I'm attempting to derive the maximum likelihood estimates for the parameters of the bi-variate normal distribution model of linear regression and I am well and truly stuck. Just looking for some guidance as how to approach this question.
What I know:
$(x_i,y_i)$ are the outcomes of a bi-variate normal distribution $(X_i,Y_i) \space\forall i \in[1,n]$, s.t.

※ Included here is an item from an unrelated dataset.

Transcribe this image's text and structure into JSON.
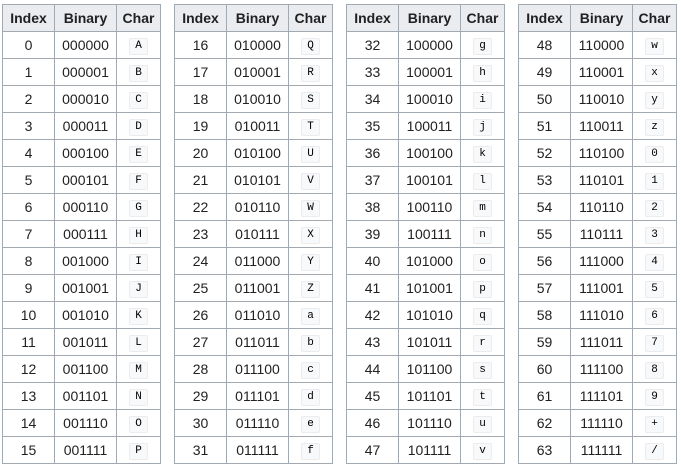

$X_i \sim N(\mu_X,\sigma^2_X)$,
$(Y_i|X_i =x_i) \sim N(\mu_Y -\mu_X \frac{\sigma_Y}{\sigma_X}\rho +\frac{\sigma_Y}{\sigma_X}\rho x_i,\sigma^2_Y(1-p^2)) $
And the MLEs are:
$\hat{\mu_X}=\bar X$
$\hat{\mu_Y} = \bar Y$
$\hat{\sigma^2_X} = \frac{1}{n}S_{XX}$
$\hat{\sigma^2_Y} = \frac{1}{n}S_{YY}$
$\hat\rho = R = \frac{S_{XY}}{\sqrt{S_{XX}S_{YY}}}$
What I attempted
So obviously I first have to develop a likelihood function to optimise. I attempted to use the normal distribution for Y|X, using the mean and variance as described by the distribution above and then take the partial derivatives with respect to $\mu_X,\mu_Y,\sigma_X,\sigma_Y$ and $\rho$ respectfully, setting them all to $0$ and solving for each parameter.
So, $L(\mu_X,\mu_Y,\sigma_X,\sigma_Y,\rho;x_i,y_i)=[\sigma_Y\sqrt{(1-\rho^2)2\pi}\space]^{-1}exp(\frac{[y_i-(\mu_Y -\frac{\sigma_Y}{\sigma_X}\rho\mu_X+\frac{\sigma_Y}{\sigma_X}\rho x_i)]^2}{-[2\sigma_Y^2(1-\rho^2)]})$
But all I really got out of that was that
$(y_i-\mu_Y) = \frac{\sigma_Y}{\sigma_X}\rho (x_i-\mu_X)$,
from the derivatives of the first three parameters, but given how complex the last two were I didn't even go there as I'm sure I'm doing something wrong.
So if someone could give me a bit of a hand or at least point me in the right direction it would be much appreciated.
Edit
Ok, so I ended up solving most of my question with the Method of Moments, which doesn't necessarily give MLEs, but does so in this case.
So I rearranged the form of the random variables X and Y to the following:
$X = \mu_X + \sigma_XU, \space \space Y = \mu_Y + \sigma_Y\rho U + \sigma_Y\sqrt{1-\rho^2}V$
Where, $U,V\overset{IID}{\sim} N(0,1)$
I then equated the moments by: $\mathbb{E}(X^k)=\frac{1}{n}\sum_{i=1}^{n}X_i^k$, for both X and Y.
This gave me the estimators:
$\hat{\mu_X}=\bar X$
$\hat{\mu_Y}=\bar Y$
$\hat{\sigma_X}=\frac{1}{n}S_{XX}$
$\hat{\sigma_Y}=\frac{1}{n}S_{YY}$
But I'm still not sure how to get the estimator for $\rho$.
You should sum it for all the $n$ observations that you got, i.e., $$ \sum(Y_i-\mu_Y) = \rho\frac{\sigma_Y}{\sigma_X}\sum(X_i-\mu_X), $$ thus $$ n\bar{Y}_n-n\mu_Y=\rho\frac{\sigma_Y}{\sigma_X}(n\bar{X}_n-n\mu_X), $$ now plug in the MLE estimators for all parameters except $\mu_X$, in particular $\hat{\mu}_Y=\bar{Y}_n$, thus you'll have $$ 0=\hat{\rho}\frac{S_Y}{S_X}(n\bar{X}_n - n\mu_X), $$ hence, $\hat{\mu}_X=\bar{X}_n$. You should use the same logic for the other parameters, i.e., plug in the MLE and see what cancels out.